The IQR is 1.5. This means that the shoe sizes for half of the players are within 1.5 shoe sizes of each other.
The IQR is 1.5. This means that the shoe sizes for the middle half of the players are within 1.5 shoe sizes of each other.
The IQR is 3.5.This means that the shoe sizes for half of the players are within 3.5 shoe sizes of each other.
The correct response is: The IQR is 1.5. This means that the shoe sizes for the middle half of the players are within 1.5 shoe sizes of each other.
Explanation: The IQR (Interquartile Range) is a measure of variability that describes the spread of the middle 50% of a dataset. In this case, the middle half of the dataset (from the 25th percentile to the 75th percentile) includes shoe sizes from 6.5 to 8.0, which have a range of 1.5. Therefore, the IQR is 1.5.
Wrong
The correct answer is:
The IQR is 1.5. This means that the shoe sizes for the middle half of the players are within 1.5 shoe sizes of each other.
The IQR, or Interquartile Range, is a measure of statistical dispersion, which describes how the values in a dataset vary around the median. It is calculated by subtracting the first quartile (Q1) from the third quartile (Q3) in a dataset. In this case, the IQR is 1.5, which means that the shoe sizes for the middle half of the players (between Q1 and Q3) are within 1.5 shoe sizes of each other. This measure provides insight into the range over which the majority of shoe sizes for the players fall.
To find the IQR (interquartile range), you need to first order the shoe sizes from smallest to largest:
5.5, 5.5, 6.0, 6.5, 6.5, 7.0, 7.0, 7.5, 7.5, 7.5, 8.0, 8.0, 8.0, 8.5, 8.5, 9.0.
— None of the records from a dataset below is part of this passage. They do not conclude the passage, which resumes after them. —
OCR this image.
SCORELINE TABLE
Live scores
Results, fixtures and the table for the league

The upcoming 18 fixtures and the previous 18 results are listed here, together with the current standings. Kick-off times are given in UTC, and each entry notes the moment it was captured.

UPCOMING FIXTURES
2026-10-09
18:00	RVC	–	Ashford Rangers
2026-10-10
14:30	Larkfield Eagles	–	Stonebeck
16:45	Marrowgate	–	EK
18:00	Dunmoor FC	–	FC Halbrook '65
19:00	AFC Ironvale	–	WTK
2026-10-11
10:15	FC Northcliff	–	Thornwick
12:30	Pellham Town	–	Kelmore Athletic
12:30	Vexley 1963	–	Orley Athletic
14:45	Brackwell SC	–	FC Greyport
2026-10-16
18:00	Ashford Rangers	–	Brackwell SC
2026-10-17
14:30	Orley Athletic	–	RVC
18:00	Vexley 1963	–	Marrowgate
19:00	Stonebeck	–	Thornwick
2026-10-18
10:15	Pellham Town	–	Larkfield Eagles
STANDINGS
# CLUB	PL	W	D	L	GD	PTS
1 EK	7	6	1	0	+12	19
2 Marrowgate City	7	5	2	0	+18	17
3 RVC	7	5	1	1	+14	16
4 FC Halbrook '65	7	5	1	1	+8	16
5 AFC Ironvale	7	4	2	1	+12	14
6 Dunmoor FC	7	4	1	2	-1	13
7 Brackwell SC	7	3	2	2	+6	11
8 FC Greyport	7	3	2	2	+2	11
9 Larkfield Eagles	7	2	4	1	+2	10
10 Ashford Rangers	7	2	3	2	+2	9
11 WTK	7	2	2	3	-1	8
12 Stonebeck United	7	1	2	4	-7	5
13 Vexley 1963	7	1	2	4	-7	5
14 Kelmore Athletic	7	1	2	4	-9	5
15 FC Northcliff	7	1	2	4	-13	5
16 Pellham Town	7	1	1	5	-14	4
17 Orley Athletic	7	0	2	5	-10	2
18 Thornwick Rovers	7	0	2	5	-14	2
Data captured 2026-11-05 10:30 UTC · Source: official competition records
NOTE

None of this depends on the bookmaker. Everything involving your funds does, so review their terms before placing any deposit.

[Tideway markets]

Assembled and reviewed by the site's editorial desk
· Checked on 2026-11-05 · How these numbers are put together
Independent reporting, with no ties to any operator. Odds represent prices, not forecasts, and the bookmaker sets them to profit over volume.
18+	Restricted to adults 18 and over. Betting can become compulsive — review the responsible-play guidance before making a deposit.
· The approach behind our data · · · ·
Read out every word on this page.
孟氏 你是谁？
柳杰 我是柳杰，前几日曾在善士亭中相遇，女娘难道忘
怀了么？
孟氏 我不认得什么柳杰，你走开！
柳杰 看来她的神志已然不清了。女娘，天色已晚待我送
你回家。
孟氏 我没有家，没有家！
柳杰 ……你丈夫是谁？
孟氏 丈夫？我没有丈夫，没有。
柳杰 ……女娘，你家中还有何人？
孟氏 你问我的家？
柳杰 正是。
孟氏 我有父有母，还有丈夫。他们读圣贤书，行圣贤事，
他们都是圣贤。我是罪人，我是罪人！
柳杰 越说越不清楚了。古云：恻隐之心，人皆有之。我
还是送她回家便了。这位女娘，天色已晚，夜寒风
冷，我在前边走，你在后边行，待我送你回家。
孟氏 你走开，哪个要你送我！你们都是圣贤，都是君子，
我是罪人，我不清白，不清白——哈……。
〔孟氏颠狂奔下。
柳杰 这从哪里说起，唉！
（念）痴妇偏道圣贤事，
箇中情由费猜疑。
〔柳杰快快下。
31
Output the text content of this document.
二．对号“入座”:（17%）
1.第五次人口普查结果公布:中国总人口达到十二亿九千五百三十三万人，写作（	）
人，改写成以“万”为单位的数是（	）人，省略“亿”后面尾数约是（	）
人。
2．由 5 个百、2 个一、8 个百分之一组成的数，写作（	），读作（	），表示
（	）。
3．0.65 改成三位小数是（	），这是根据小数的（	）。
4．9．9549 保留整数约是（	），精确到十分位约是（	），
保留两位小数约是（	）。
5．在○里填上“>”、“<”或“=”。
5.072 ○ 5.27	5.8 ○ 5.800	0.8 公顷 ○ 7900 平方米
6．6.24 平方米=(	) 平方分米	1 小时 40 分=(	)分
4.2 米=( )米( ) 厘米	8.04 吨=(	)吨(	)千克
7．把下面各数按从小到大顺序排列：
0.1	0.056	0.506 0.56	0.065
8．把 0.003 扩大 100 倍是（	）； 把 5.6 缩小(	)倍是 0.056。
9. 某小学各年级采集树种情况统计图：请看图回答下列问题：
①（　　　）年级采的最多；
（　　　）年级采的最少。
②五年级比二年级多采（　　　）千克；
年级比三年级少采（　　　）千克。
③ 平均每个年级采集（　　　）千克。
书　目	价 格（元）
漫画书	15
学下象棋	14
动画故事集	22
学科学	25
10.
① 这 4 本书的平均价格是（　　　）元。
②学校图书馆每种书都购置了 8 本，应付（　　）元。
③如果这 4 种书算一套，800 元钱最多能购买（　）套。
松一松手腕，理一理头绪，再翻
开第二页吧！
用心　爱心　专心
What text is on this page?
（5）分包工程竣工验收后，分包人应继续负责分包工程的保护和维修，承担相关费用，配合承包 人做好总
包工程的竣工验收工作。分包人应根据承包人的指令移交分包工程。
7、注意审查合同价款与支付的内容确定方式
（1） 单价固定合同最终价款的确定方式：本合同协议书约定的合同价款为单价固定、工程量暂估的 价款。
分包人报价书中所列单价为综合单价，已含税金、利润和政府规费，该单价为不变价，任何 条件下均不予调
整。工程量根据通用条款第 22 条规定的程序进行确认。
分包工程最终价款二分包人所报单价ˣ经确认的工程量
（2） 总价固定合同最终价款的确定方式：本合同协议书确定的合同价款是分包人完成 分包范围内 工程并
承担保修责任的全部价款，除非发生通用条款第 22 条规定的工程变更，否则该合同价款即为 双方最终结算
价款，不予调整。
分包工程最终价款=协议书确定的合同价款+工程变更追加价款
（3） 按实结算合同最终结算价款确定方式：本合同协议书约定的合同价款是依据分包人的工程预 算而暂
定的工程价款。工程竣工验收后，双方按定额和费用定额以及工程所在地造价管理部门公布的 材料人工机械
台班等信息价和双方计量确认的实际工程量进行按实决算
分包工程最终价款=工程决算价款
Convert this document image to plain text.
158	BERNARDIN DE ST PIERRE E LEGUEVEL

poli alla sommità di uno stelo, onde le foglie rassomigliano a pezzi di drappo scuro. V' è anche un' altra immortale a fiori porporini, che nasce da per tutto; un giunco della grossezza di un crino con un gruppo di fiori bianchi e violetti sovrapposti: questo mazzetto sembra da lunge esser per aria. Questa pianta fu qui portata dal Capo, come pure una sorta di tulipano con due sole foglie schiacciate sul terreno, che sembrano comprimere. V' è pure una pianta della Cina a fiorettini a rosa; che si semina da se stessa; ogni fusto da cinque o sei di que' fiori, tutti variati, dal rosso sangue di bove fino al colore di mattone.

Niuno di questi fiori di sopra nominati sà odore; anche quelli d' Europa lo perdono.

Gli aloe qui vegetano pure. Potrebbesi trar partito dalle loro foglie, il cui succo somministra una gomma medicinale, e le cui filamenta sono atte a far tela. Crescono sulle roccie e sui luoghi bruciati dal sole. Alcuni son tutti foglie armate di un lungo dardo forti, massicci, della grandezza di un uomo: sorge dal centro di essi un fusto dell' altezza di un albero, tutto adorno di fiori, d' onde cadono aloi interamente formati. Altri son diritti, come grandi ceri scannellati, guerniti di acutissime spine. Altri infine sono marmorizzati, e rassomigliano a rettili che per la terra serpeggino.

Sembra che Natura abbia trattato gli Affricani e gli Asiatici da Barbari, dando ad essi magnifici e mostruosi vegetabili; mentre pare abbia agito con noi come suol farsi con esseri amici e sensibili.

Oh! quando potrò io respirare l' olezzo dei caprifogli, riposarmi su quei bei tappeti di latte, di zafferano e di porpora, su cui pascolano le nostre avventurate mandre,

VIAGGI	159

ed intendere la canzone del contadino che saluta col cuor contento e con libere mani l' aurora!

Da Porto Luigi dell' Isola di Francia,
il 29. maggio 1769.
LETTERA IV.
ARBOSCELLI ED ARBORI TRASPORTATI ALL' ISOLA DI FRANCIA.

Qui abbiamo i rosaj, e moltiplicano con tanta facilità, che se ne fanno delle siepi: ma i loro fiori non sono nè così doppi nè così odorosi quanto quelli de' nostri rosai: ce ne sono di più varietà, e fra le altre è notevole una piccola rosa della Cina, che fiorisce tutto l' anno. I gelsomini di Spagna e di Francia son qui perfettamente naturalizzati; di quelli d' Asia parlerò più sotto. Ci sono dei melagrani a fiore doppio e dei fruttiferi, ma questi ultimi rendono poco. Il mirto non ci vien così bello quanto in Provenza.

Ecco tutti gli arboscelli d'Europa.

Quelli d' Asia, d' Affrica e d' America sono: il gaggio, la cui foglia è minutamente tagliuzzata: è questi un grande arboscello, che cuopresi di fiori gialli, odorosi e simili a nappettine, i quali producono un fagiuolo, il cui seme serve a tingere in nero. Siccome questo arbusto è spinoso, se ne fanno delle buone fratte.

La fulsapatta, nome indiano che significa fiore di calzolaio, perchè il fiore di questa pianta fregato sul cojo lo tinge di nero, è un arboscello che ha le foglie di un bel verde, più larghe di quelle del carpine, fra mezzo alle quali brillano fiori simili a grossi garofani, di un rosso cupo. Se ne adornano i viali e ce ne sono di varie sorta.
Next, you need to find the values of the first and third quartiles:
- The first quartile (Q1) represents the 25th percentile, which is the median of the lower half of the data. In this case, Q1 is the median of the first 8 shoe sizes: (6.0 + 6.5)/2 = 6.25.
- The third quartile (Q3) represents the 75th percentile, which is the median of the upper half of the data. In this case, Q3 is the median of the last 8 shoe sizes: (8.0 + 8.5)/2 = 8.25.
To calculate the IQR, subtract the first quartile from the third quartile: 8.25 - 6.25 = 2.
Therefore, none of the given options accurately represents the IQR.
The correct description of the IQR would be:
"The IQR is 2. This means that the shoe sizes for the middle half of the players are within 2 shoe sizes of each other."